The European Parliament’s Economic and Monetary Affairs (ECON) committee approved draft rules supporting the creation of a digital euro on June 23, marking a crucial parliamentary milestone for the project [1, 2, 3]. The approval follows years of negotiation among EU governments, banks, and lawmakers since the initiative’s launch in 2021 [2, 3].
The digital euro will include both online and offline versions, allowing all eurozone residents to make payments electronically as well as in person [1, 2, 3]. It will be issued by the European Central Bank (ECB) but marketed through banks and fintech companies [3, 4]. The ECB said the single currency package "will safeguard euro cash as legal tender while also shaping the digital euro," emphasizing coexistence between cash and digital payments [2].
Rapporteur Fernando Navarrete said the goal is to "offer more options and preserve freedom of choice," adding that consumers who prefer cash can continue using it while those choosing digital means will have a secure European alternative [2]. The regulatory text highlights the project’s aim to "reduce overreliance on non-European providers by becoming a pan-European means of payment" and bring the euro into the digital era [3].
The digital euro project aims to reduce dependency on US payment giants like Visa and Mastercard amid strained transatlantic relations [2, 3]. However, some banks have voiced concerns about possible deposit outflows and losses, seeking to limit the digital euro’s scope [3, 4]. The far-right Europe of Sovereign Nations group voted against the proposal, with member Siegfried Frank Droese noting that a further vote in the full Parliament plenary may be needed [4].

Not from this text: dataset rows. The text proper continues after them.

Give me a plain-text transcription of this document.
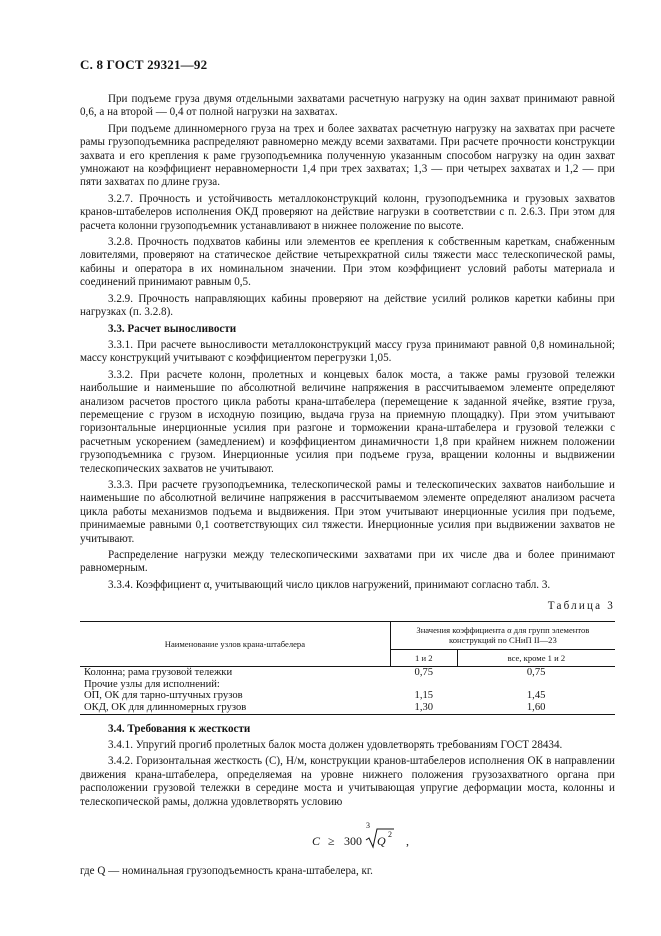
С. 8 ГОСТ 29321—92

При подъеме груза двумя отдельными захватами расчетную нагрузку на один захват принимают равной 0,6, а на второй — 0,4 от полной нагрузки на захватах.

При подъеме длинномерного груза на трех и более захватах расчетную нагрузку на захватах при расчете рамы грузоподъемника распределяют равномерно между всеми захватами. При расчете прочности конструкции захвата и его крепления к раме грузоподъемника полученную указанным способом нагрузку на один захват умножают на коэффициент неравномерности 1,4 при трех захватах; 1,3 — при четырех захватах и 1,2 — при пяти захватах по длине груза.

3.2.7. Прочность и устойчивость металлоконструкций колонн, грузоподъемника и грузовых захватов кранов-штабелеров исполнения ОКД проверяют на действие нагрузки в соответствии с п. 2.6.3. При этом для расчета колонни грузоподъемник устанавливают в нижнее положение по высоте.

3.2.8. Прочность подхватов кабины или элементов ее крепления к собственным кареткам, снабженным ловителями, проверяют на статическое действие четырехкратной силы тяжести масс телескопической рамы, кабины и оператора в их номинальном значении. При этом коэффициент условий работы материала и соединений принимают равным 0,5.

3.2.9. Прочность направляющих кабины проверяют на действие усилий роликов каретки кабины при нагрузках (п. 3.2.8).

3.3. Расчет выносливости

3.3.1. При расчете выносливости металлоконструкций массу груза принимают равной 0,8 номинальной; массу конструкций учитывают с коэффициентом перегрузки 1,05.

3.3.2. При расчете колонн, пролетных и концевых балок моста, а также рамы грузовой тележки наибольшие и наименьшие по абсолютной величине напряжения в рассчитываемом элементе определяют анализом расчетов простого цикла работы крана-штабелера (перемещение к заданной ячейке, взятие груза, перемещение с грузом в исходную позицию, выдача груза на приемную площадку). При этом учитывают горизонтальные инерционные усилия при разгоне и торможении крана-штабелера и грузовой тележки с расчетным ускорением (замедлением) и коэффициентом динамичности 1,8 при крайнем нижнем положении грузоподъемника с грузом. Инерционные усилия при подъеме груза, вращении колонны и выдвижении телескопических захватов не учитывают.

3.3.3. При расчете грузоподъемника, телескопической рамы и телескопических захватов наибольшие и наименьшие по абсолютной величине напряжения в рассчитываемом элементе определяют анализом расчета цикла работы механизмов подъема и выдвижения. При этом учитывают инерционные усилия при подъеме, принимаемые равными 0,1 соответствующих сил тяжести. Инерционные усилия при выдвижении захватов не учитывают.

Распределение нагрузки между телескопическими захватами при их числе два и более принимают равномерным.

3.3.4. Коэффициент α, учитывающий число циклов нагружений, принимают согласно табл. 3.

Таблица 3

Наименование узлов крана-штабелера	Значения коэффициента α для групп элементов конструкций по СНиП II—23	
	1 и 2	все, кроме 1 и 2
Колонна; рама грузовой тележки	0,75	0,75
Прочие узлы для исполнений:		
ОП, ОК для тарно-штучных грузов	1,15	1,45
ОКД, ОК для длинномерных грузов	1,30	1,60
3.4. Требования к жесткости

3.4.1. Упругий прогиб пролетных балок моста должен удовлетворять требованиям ГОСТ 28434.

3.4.2. Горизонтальная жесткость (C), Н/м, конструкции кранов-штабелеров исполнения ОК в направлении движения крана-штабелера, определяемая на уровне нижнего положения грузозахватного органа при расположении грузовой тележки в середине моста и учитывающая упругие деформации моста, колонны и телескопической рамы, должна удовлетворять условию

C ≥ 300
3
Q 2 ,

где Q — номинальная грузоподъемность крана-штабелера, кг.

If no objections arise at the plenary, final negotiations with EU governments and the European Commission are expected to start in July 2026, targeting approval by the end of the year [3, 4]. The ECB plans a 12-month pilot program beginning in the second half of 2027, followed by a full eurozone rollout in 2029 [1, 3, 5].
Countries including China, India, and Brazil have piloted digital currencies, while Britain continues research amid privacy and financial stability concerns [3, 4, 5]. The digital euro could provide a secure, sovereign alternative in this growing global digital currency landscape [2].